Volgens vaste rechtspraak van het Hof van Justitie van de Europese Gemeenschappen (zie onder meer het arrest van 11 juli 2002, Käserei Champignon Hofmeister GmbH & Co. KG, C-210/00, Jur. 2002, blz. I-6453, punt 79) moet het begrip overmacht inzake landbouwverordeningen aldus worden uitgelegd, dat zich abnormale en onvoorzienbare omstandigheden hebben voorgedaan, die vreemd zijn aan degene die zich erop beroept, en waarvan de gevolgen in weerwil van alle mogelijke voorzorgen niet hadden kunnen worden vermeden.
Appellants chronische, reeds tien jaar durende, bijholteontsteking en de gevolgen daarvan bij situaties van stress, kunnen niet als dergelijke abnormale en onvoorziene omstandigheden worden aangemerkt.
5.4 Voorzover appellant met zijn stelling dat er toezeggingen zijn gedaan door medewerkers van verweerder dat alles goed zou komen, een beroep beoogt te doen op het vertrouwensbeginsel, slaagt dit niet.
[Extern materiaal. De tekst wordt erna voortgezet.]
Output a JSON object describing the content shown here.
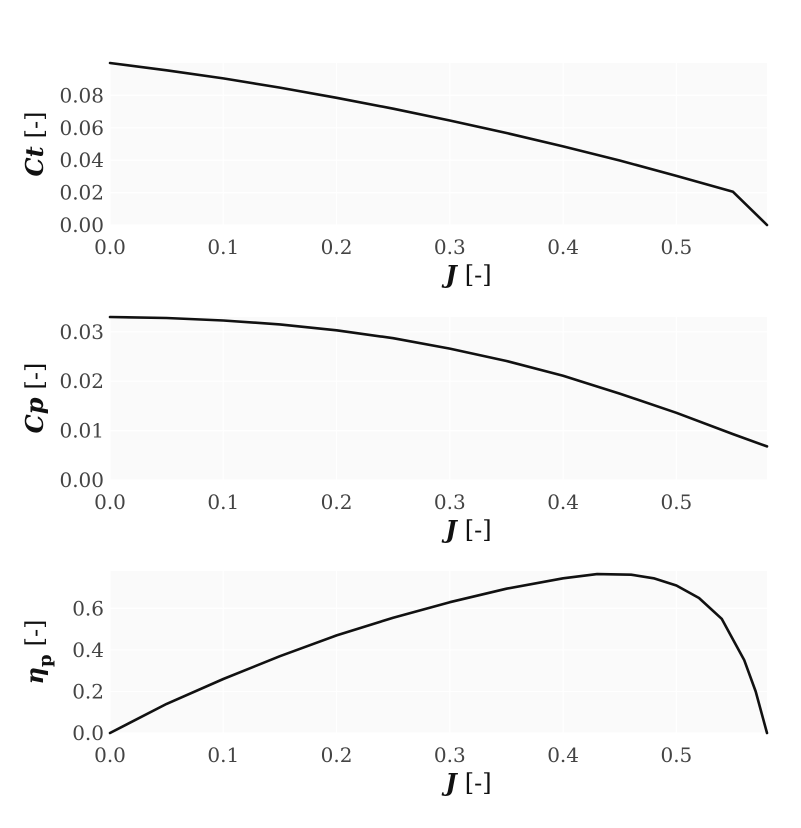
{
  "chart_data": [
    {
      "type": "line",
      "xlabel_var": "J",
      "xlabel_unit": "[-]",
      "ylabel_var": "Ct",
      "ylabel_sub": "",
      "ylabel_unit": "[-]",
      "xlim": [
        0,
        0.58
      ],
      "ylim": [
        0,
        0.1
      ],
      "xticks": [
        "0.0",
        "0.1",
        "0.2",
        "0.3",
        "0.4",
        "0.5"
      ],
      "yticks": [
        "0.00",
        "0.02",
        "0.04",
        "0.06",
        "0.08"
      ],
      "grid": true,
      "series": [
        {
          "x": [
            0,
            0.05,
            0.1,
            0.15,
            0.2,
            0.25,
            0.3,
            0.35,
            0.4,
            0.45,
            0.5,
            0.55,
            0.58
          ],
          "y": [
            0.1,
            0.0955,
            0.0905,
            0.0848,
            0.0785,
            0.0718,
            0.0645,
            0.0568,
            0.0485,
            0.0398,
            0.0303,
            0.0205,
            0.0
          ]
        }
      ]
    },
    {
      "type": "line",
      "xlabel_var": "J",
      "xlabel_unit": "[-]",
      "ylabel_var": "Cp",
      "ylabel_sub": "",
      "ylabel_unit": "[-]",
      "xlim": [
        0,
        0.58
      ],
      "ylim": [
        0,
        0.033
      ],
      "xticks": [
        "0.0",
        "0.1",
        "0.2",
        "0.3",
        "0.4",
        "0.5"
      ],
      "yticks": [
        "0.00",
        "0.01",
        "0.02",
        "0.03"
      ],
      "grid": true,
      "series": [
        {
          "x": [
            0,
            0.05,
            0.1,
            0.15,
            0.2,
            0.25,
            0.3,
            0.35,
            0.4,
            0.45,
            0.5,
            0.55,
            0.58
          ],
          "y": [
            0.033,
            0.0328,
            0.0323,
            0.0315,
            0.0303,
            0.0287,
            0.0266,
            0.0241,
            0.0211,
            0.0175,
            0.0136,
            0.0093,
            0.0068
          ]
        }
      ]
    },
    {
      "type": "line",
      "xlabel_var": "J",
      "xlabel_unit": "[-]",
      "ylabel_var": "η",
      "ylabel_sub": "p",
      "ylabel_unit": "[-]",
      "xlim": [
        0,
        0.58
      ],
      "ylim": [
        0,
        0.78
      ],
      "xticks": [
        "0.0",
        "0.1",
        "0.2",
        "0.3",
        "0.4",
        "0.5"
      ],
      "yticks": [
        "0.0",
        "0.2",
        "0.4",
        "0.6"
      ],
      "grid": true,
      "series": [
        {
          "x": [
            0,
            0.05,
            0.1,
            0.15,
            0.2,
            0.25,
            0.3,
            0.35,
            0.4,
            0.43,
            0.46,
            0.48,
            0.5,
            0.52,
            0.54,
            0.56,
            0.57,
            0.58
          ],
          "y": [
            0,
            0.14,
            0.26,
            0.37,
            0.47,
            0.555,
            0.63,
            0.695,
            0.745,
            0.765,
            0.762,
            0.745,
            0.71,
            0.65,
            0.55,
            0.35,
            0.2,
            0.0
          ]
        }
      ]
    }
  ]
}
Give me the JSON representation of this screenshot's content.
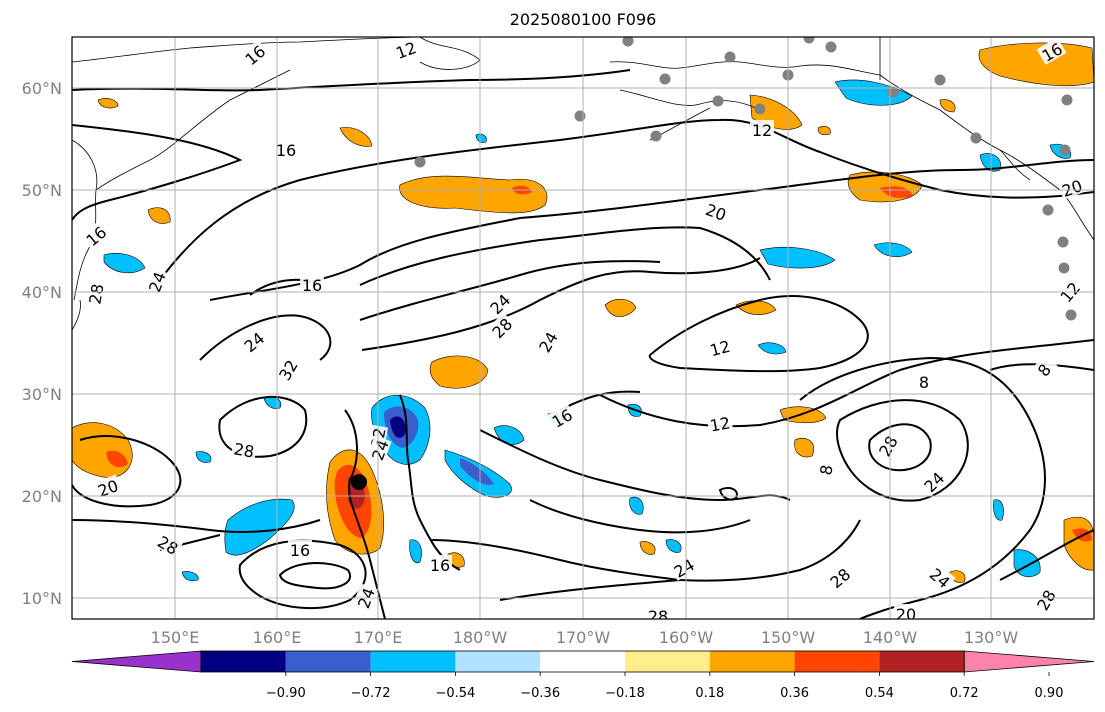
{
  "title": "2025080100 F096",
  "map": {
    "lat_labels": [
      "60°N",
      "50°N",
      "40°N",
      "30°N",
      "20°N",
      "10°N"
    ],
    "lon_labels": [
      "150°E",
      "160°E",
      "170°E",
      "180°W",
      "170°W",
      "160°W",
      "150°W",
      "140°W",
      "130°W"
    ],
    "grid": true,
    "contour_color": "#000000",
    "coast_color": "#000000",
    "contour_labels": [
      "16",
      "12",
      "16",
      "16",
      "20",
      "12",
      "16",
      "16",
      "20",
      "24",
      "28",
      "24",
      "32",
      "28",
      "32",
      "24",
      "24",
      "28",
      "20",
      "16",
      "24",
      "16",
      "28",
      "24",
      "28",
      "20",
      "24",
      "28",
      "12",
      "8",
      "8",
      "12",
      "28",
      "24",
      "8",
      "24",
      "28",
      "12",
      "16"
    ],
    "station_color": "#808080",
    "storm_center_color": "#000000"
  },
  "colorbar": {
    "ticks": [
      "−0.90",
      "−0.72",
      "−0.54",
      "−0.36",
      "−0.18",
      "0.18",
      "0.36",
      "0.54",
      "0.72",
      "0.90"
    ],
    "colors": [
      "#9932cc",
      "#000080",
      "#3a5fcd",
      "#00bfff",
      "#b0e2ff",
      "#ffffff",
      "#ffec8b",
      "#ffa500",
      "#ff4500",
      "#b22222",
      "#ff82ab"
    ],
    "extend": "both"
  }
}
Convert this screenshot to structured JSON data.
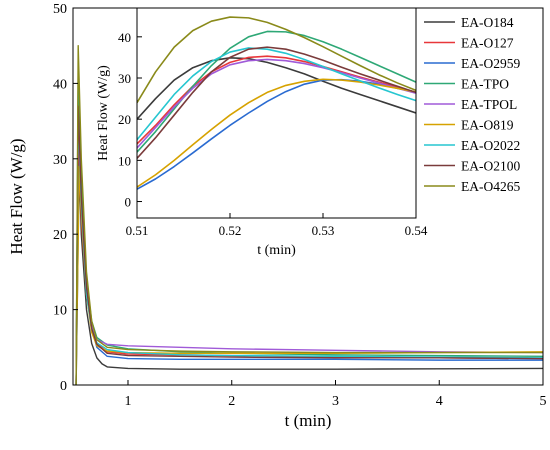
{
  "chart_data": [
    {
      "type": "line",
      "xlabel": "t (min)",
      "ylabel": "Heat Flow (W/g)",
      "xlim": [
        0.47,
        5.0
      ],
      "ylim": [
        0,
        50
      ],
      "xticks": [
        1,
        2,
        3,
        4,
        5
      ],
      "yticks": [
        0,
        10,
        20,
        30,
        40,
        50
      ],
      "legend_position": "top-right",
      "series": [
        {
          "name": "EA-O184",
          "color": "#3b3b3b",
          "x": [
            0.5,
            0.52,
            0.55,
            0.6,
            0.65,
            0.7,
            0.75,
            0.8,
            1.0,
            1.5,
            2,
            3,
            4,
            5
          ],
          "y": [
            0,
            33,
            20,
            10,
            5.5,
            3.6,
            2.8,
            2.4,
            2.2,
            2.1,
            2.1,
            2.1,
            2.15,
            2.2
          ]
        },
        {
          "name": "EA-O127",
          "color": "#e8373a",
          "x": [
            0.5,
            0.52,
            0.55,
            0.6,
            0.65,
            0.7,
            0.8,
            1.0,
            1.5,
            2,
            3,
            4,
            5
          ],
          "y": [
            0,
            34,
            22,
            12,
            7.5,
            5.5,
            4.4,
            4.1,
            4.0,
            3.9,
            3.7,
            3.6,
            3.5
          ]
        },
        {
          "name": "EA-O2959",
          "color": "#2a6bd1",
          "x": [
            0.5,
            0.53,
            0.55,
            0.6,
            0.65,
            0.7,
            0.8,
            1.0,
            1.5,
            2,
            3,
            4,
            5
          ],
          "y": [
            0,
            29,
            24,
            13,
            7.5,
            5.0,
            3.8,
            3.5,
            3.4,
            3.4,
            3.4,
            3.3,
            3.3
          ]
        },
        {
          "name": "EA-TPO",
          "color": "#2ea876",
          "x": [
            0.5,
            0.52,
            0.55,
            0.6,
            0.65,
            0.7,
            0.8,
            1.0,
            1.5,
            2,
            3,
            4,
            5
          ],
          "y": [
            0,
            41,
            27,
            14,
            8.5,
            6.3,
            5.3,
            4.8,
            4.4,
            4.2,
            4.0,
            3.9,
            3.8
          ]
        },
        {
          "name": "EA-TPOL",
          "color": "#a05ad8",
          "x": [
            0.5,
            0.52,
            0.55,
            0.6,
            0.65,
            0.7,
            0.8,
            1.0,
            1.5,
            2,
            3,
            4,
            5
          ],
          "y": [
            0,
            35,
            24,
            13,
            8.0,
            6.0,
            5.4,
            5.2,
            5.0,
            4.8,
            4.6,
            4.4,
            4.3
          ]
        },
        {
          "name": "EA-O819",
          "color": "#d6a200",
          "x": [
            0.5,
            0.53,
            0.55,
            0.6,
            0.65,
            0.7,
            0.8,
            1.0,
            1.5,
            2,
            3,
            4,
            5
          ],
          "y": [
            0,
            29,
            23,
            12,
            7.0,
            5.2,
            4.5,
            4.3,
            4.2,
            4.2,
            4.2,
            4.3,
            4.4
          ]
        },
        {
          "name": "EA-O2022",
          "color": "#26c6d0",
          "x": [
            0.5,
            0.52,
            0.55,
            0.6,
            0.65,
            0.7,
            0.8,
            1.0,
            1.5,
            2,
            3,
            4,
            5
          ],
          "y": [
            0,
            36,
            24,
            12,
            7.5,
            5.6,
            4.7,
            4.3,
            4.0,
            3.9,
            3.8,
            3.7,
            3.6
          ]
        },
        {
          "name": "EA-O2100",
          "color": "#7a3b3b",
          "x": [
            0.5,
            0.52,
            0.55,
            0.6,
            0.65,
            0.7,
            0.8,
            1.0,
            1.5,
            2,
            3,
            4,
            5
          ],
          "y": [
            0,
            37,
            25,
            13,
            7.5,
            5.4,
            4.2,
            3.9,
            3.8,
            3.7,
            3.6,
            3.6,
            3.5
          ]
        },
        {
          "name": "EA-O4265",
          "color": "#8a8a1a",
          "x": [
            0.5,
            0.52,
            0.55,
            0.6,
            0.65,
            0.7,
            0.8,
            1.0,
            1.5,
            2,
            3,
            4,
            5
          ],
          "y": [
            0,
            45,
            30,
            15,
            8.5,
            6.0,
            5.0,
            4.7,
            4.5,
            4.4,
            4.3,
            4.3,
            4.3
          ]
        }
      ]
    },
    {
      "type": "line",
      "xlabel": "t (min)",
      "ylabel": "Heat Flow (W/g)",
      "xlim": [
        0.51,
        0.54
      ],
      "ylim": [
        -4,
        47
      ],
      "xticks": [
        0.51,
        0.52,
        0.53,
        0.54
      ],
      "xtick_labels": [
        "0.51",
        "0.52",
        "0.53",
        "0.54"
      ],
      "yticks": [
        0,
        10,
        20,
        30,
        40
      ],
      "series": [
        {
          "name": "EA-O184",
          "color": "#3b3b3b",
          "x": [
            0.51,
            0.512,
            0.514,
            0.516,
            0.518,
            0.52,
            0.522,
            0.524,
            0.526,
            0.528,
            0.53,
            0.532,
            0.534,
            0.536,
            0.538,
            0.54
          ],
          "y": [
            20,
            25,
            29.5,
            32.5,
            34.2,
            34.9,
            34.7,
            33.8,
            32.5,
            31.0,
            29.2,
            27.5,
            26.0,
            24.5,
            23.0,
            21.5
          ]
        },
        {
          "name": "EA-O127",
          "color": "#e8373a",
          "x": [
            0.51,
            0.512,
            0.514,
            0.516,
            0.518,
            0.52,
            0.522,
            0.524,
            0.526,
            0.528,
            0.53,
            0.532,
            0.534,
            0.536,
            0.538,
            0.54
          ],
          "y": [
            14,
            18.5,
            23.5,
            28.0,
            31.5,
            33.8,
            35.0,
            35.3,
            34.9,
            34.0,
            32.8,
            31.5,
            30.2,
            29.0,
            27.8,
            26.5
          ]
        },
        {
          "name": "EA-O2959",
          "color": "#2a6bd1",
          "x": [
            0.51,
            0.512,
            0.514,
            0.516,
            0.518,
            0.52,
            0.522,
            0.524,
            0.526,
            0.528,
            0.53,
            0.532,
            0.534,
            0.536,
            0.538,
            0.54
          ],
          "y": [
            3,
            5.5,
            8.5,
            11.8,
            15.2,
            18.5,
            21.5,
            24.3,
            26.7,
            28.5,
            29.5,
            29.6,
            29.2,
            28.5,
            27.5,
            26.5
          ]
        },
        {
          "name": "EA-TPO",
          "color": "#2ea876",
          "x": [
            0.51,
            0.512,
            0.514,
            0.516,
            0.518,
            0.52,
            0.522,
            0.524,
            0.526,
            0.528,
            0.53,
            0.532,
            0.534,
            0.536,
            0.538,
            0.54
          ],
          "y": [
            12,
            17,
            22.5,
            28.0,
            33.0,
            37.2,
            40.0,
            41.3,
            41.2,
            40.3,
            38.8,
            37.0,
            35.0,
            33.0,
            31.0,
            29.0
          ]
        },
        {
          "name": "EA-TPOL",
          "color": "#a05ad8",
          "x": [
            0.51,
            0.512,
            0.514,
            0.516,
            0.518,
            0.52,
            0.522,
            0.524,
            0.526,
            0.528,
            0.53,
            0.532,
            0.534,
            0.536,
            0.538,
            0.54
          ],
          "y": [
            13,
            18,
            23.0,
            27.5,
            31.0,
            33.2,
            34.2,
            34.5,
            34.2,
            33.5,
            32.5,
            31.3,
            30.0,
            28.8,
            27.5,
            26.3
          ]
        },
        {
          "name": "EA-O819",
          "color": "#d6a200",
          "x": [
            0.51,
            0.512,
            0.514,
            0.516,
            0.518,
            0.52,
            0.522,
            0.524,
            0.526,
            0.528,
            0.53,
            0.532,
            0.534,
            0.536,
            0.538,
            0.54
          ],
          "y": [
            3.5,
            6.5,
            10.0,
            13.8,
            17.5,
            21.0,
            24.0,
            26.5,
            28.2,
            29.2,
            29.7,
            29.5,
            29.0,
            28.3,
            27.5,
            26.6
          ]
        },
        {
          "name": "EA-O2022",
          "color": "#26c6d0",
          "x": [
            0.51,
            0.512,
            0.514,
            0.516,
            0.518,
            0.52,
            0.522,
            0.524,
            0.526,
            0.528,
            0.53,
            0.532,
            0.534,
            0.536,
            0.538,
            0.54
          ],
          "y": [
            15,
            20.5,
            26.0,
            30.5,
            34.0,
            36.3,
            37.3,
            37.0,
            36.0,
            34.5,
            32.8,
            31.0,
            29.3,
            27.6,
            26.0,
            24.5
          ]
        },
        {
          "name": "EA-O2100",
          "color": "#7a3b3b",
          "x": [
            0.51,
            0.512,
            0.514,
            0.516,
            0.518,
            0.52,
            0.522,
            0.524,
            0.526,
            0.528,
            0.53,
            0.532,
            0.534,
            0.536,
            0.538,
            0.54
          ],
          "y": [
            10.5,
            15.5,
            21.0,
            26.5,
            31.5,
            35.0,
            37.0,
            37.5,
            37.0,
            35.8,
            34.3,
            32.6,
            31.0,
            29.5,
            28.0,
            26.5
          ]
        },
        {
          "name": "EA-O4265",
          "color": "#8a8a1a",
          "x": [
            0.51,
            0.512,
            0.514,
            0.516,
            0.518,
            0.52,
            0.522,
            0.524,
            0.526,
            0.528,
            0.53,
            0.532,
            0.534,
            0.536,
            0.538,
            0.54
          ],
          "y": [
            24,
            31.5,
            37.5,
            41.5,
            43.8,
            44.8,
            44.6,
            43.5,
            41.8,
            39.8,
            37.6,
            35.3,
            33.0,
            30.8,
            28.8,
            27.0
          ]
        }
      ]
    }
  ]
}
Allereerst omdat de feitelijke grondslag daarvoor ontbreekt, nu die medewerkers terecht hebben medegedeeld dat het besluit van 1 februari 2007 slechts op de aanvraag over het jaar 2006 betrekking had. Appellant vreesde een verdere doorwerking van het besluit, maar hem is correct medegedeeld dat het besluit daartoe niet strekte. Pas het besluit van 13 augustus 2007 leidde ertoe dat ook voor andere jaren geen recht op toeslag zou bestaan.
5.5 Appellants beroep op de door het Productschap Zuivel gevolgde handelwijze om melkveehouders die verzuimd hadden om tijdig aan te kruisen dat zij uitbetaling van melkpremie wensten, op te bellen en in de gelegenheid te stellen om dit verzuim te herstellen, kan niet slagen.
Er is immers geen grondslag voor het oordeel dat verweerder, die ter zake een eigen verantwoordelijkheid heeft, in strijd met het recht gehandeld zou hebben door dit voorbeeld niet te volgen.
5.6 Gelet op het overwogene onder 5.1 van deze uitspraak dient het beroep gegrond te worden verklaard en moet het bestreden besluit worden vernietigd, doch uitsluitend voorzover het de beslissing inzake de aanvraag tot vaststelling van de toeslagrechten betreft.
Voorzover het de aanvraag uitbetaling toeslagrechten betreft, blijft het besluit dus in stand.
5.7 Het College ziet aanleiding om verweerder met toepassing van artikel 8:75, eerste lid, Awb te veroordelen in de proceskosten van appellant, en kent overeenkomstig het Besluit proceskosten bestuursrecht één punt toe voor het opstellen van het beroepschrift en één punt voor het verschijnen ter zitting met wegingsfactor 1 en een waarde van € 322,-- per punt.
6. De beslissing
Het College:
- verklaart het beroep gegrond;
- vernietigt het bestreden besluit voorzover het de vaststelling van de toeslagrechten betreft;
- veroordeelt verweerder in de proceskosten van appellant tot een bedrag van € 644,-- (zegge: zeshonderdvierenveertig euro); - bepaalt dat verweerder het door appellant betaalde griffierecht ten bedrage van € 143,-- (zegge: honderddrieënveertig euro)
vergoedt;
- wijst de Staat der Nederlanden aan als de rechtspersoon die deze kosten aan appellant moet vergoeden.
Aldus gewezen door mr. W.E. Doolaard, mr. E.J.M. Heijs en mr. M. Munsterman, in tegenwoordigheid van mr. F.W. du Marchie Sarvaas als griffier, en uitgesproken in het openbaar op 17 december 2008.